By nature I am active. By nature, because I am spirit, and by nature I am active. And my activities are exhibited even I am contaminated with this matter. And when you become purified from matter, do you think you shall be silent? Is there any reason? So do you . . .? To become Brahman does not mean to become void. No. To become Brahman means superior energy. With superior energy, we have to work with superior endeavor and superior energy and superior position. And therefore it is called, in the next line, bhajanty ananya-manaso: "One who has become mahātmā, his symptom is that he's fully engaged in the loving transcendental service of Kṛṣṇa." He is mahātmā.
How can you stop activity? Bhajanty ananya-manasaḥ, jñātvā bhūtādim avyayam. Why does he engage in that way? Because he understands that "If service has to be rendered, it is to Kṛṣṇa and nobody else. I have so long served my senses. Now I shall serve Kṛṣṇa, the proprietor of the senses." That is called mahātmā. You cannot stop your service, because you are meant for service.

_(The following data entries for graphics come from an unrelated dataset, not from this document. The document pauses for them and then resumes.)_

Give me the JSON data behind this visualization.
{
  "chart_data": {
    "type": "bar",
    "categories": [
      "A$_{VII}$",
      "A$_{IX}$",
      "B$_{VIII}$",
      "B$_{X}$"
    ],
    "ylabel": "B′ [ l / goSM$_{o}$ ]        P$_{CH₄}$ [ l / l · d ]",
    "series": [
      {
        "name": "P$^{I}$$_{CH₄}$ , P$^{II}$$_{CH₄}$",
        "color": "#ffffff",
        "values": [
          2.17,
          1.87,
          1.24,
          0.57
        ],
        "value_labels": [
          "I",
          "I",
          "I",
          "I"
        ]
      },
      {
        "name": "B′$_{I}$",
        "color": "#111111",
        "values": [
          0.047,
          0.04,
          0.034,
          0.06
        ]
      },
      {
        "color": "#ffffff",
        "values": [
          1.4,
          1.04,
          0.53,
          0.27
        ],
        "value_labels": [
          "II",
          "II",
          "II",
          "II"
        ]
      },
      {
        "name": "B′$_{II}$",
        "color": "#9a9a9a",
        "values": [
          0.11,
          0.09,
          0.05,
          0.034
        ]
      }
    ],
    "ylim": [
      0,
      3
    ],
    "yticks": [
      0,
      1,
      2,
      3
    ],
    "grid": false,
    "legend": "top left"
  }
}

Can you show, anybody within this meeting, anybody who does not serve? Is there anybody who does not serve anybody? You go outside, ask hundreds and thousands of people that, "Do you . . . don't you serve anybody?" You go to the president, Johnson. Ask him, "Don't you serve anybody?" "Oh, yes, I am serving the country." So who is out of service? Nobody is out of service. But he's serving the illusion. And as soon as he serves the Supreme, he becomes mahātmā. Service you cannot stop. But you have to stop your service to the nonsense, and you have to give service to the reality. Then you become mahātmā. Mahātmānas tu māṁ pārtha daivīṁ prakṛtim āśritāḥ. They are under the influence of the spiritual energy. They are no longer under the control of this material energy. So:
- mahātmānas tu māṁ pārtha
- daivīṁ prakṛtim āśritāḥ
- bhajanty ananya-manaso
- jñātvā bhūtādim avyayam
- (BG 9.13)
He transfers his service potency to the Supreme instead of serving the false. Instead of becoming baffled always, he wants to make some asset in his life by serving the Supreme. And how does service begins? Now that is also stated here. You see? Satataṁ kīrtayanto māṁ yatantaś ca dṛḍha-vratāḥ (BG 9.14). This kīrtana. This kīrtana, always chanting, glorifying. This is the beginning of mahātmā. So you come here. You chant. You become mahātmā.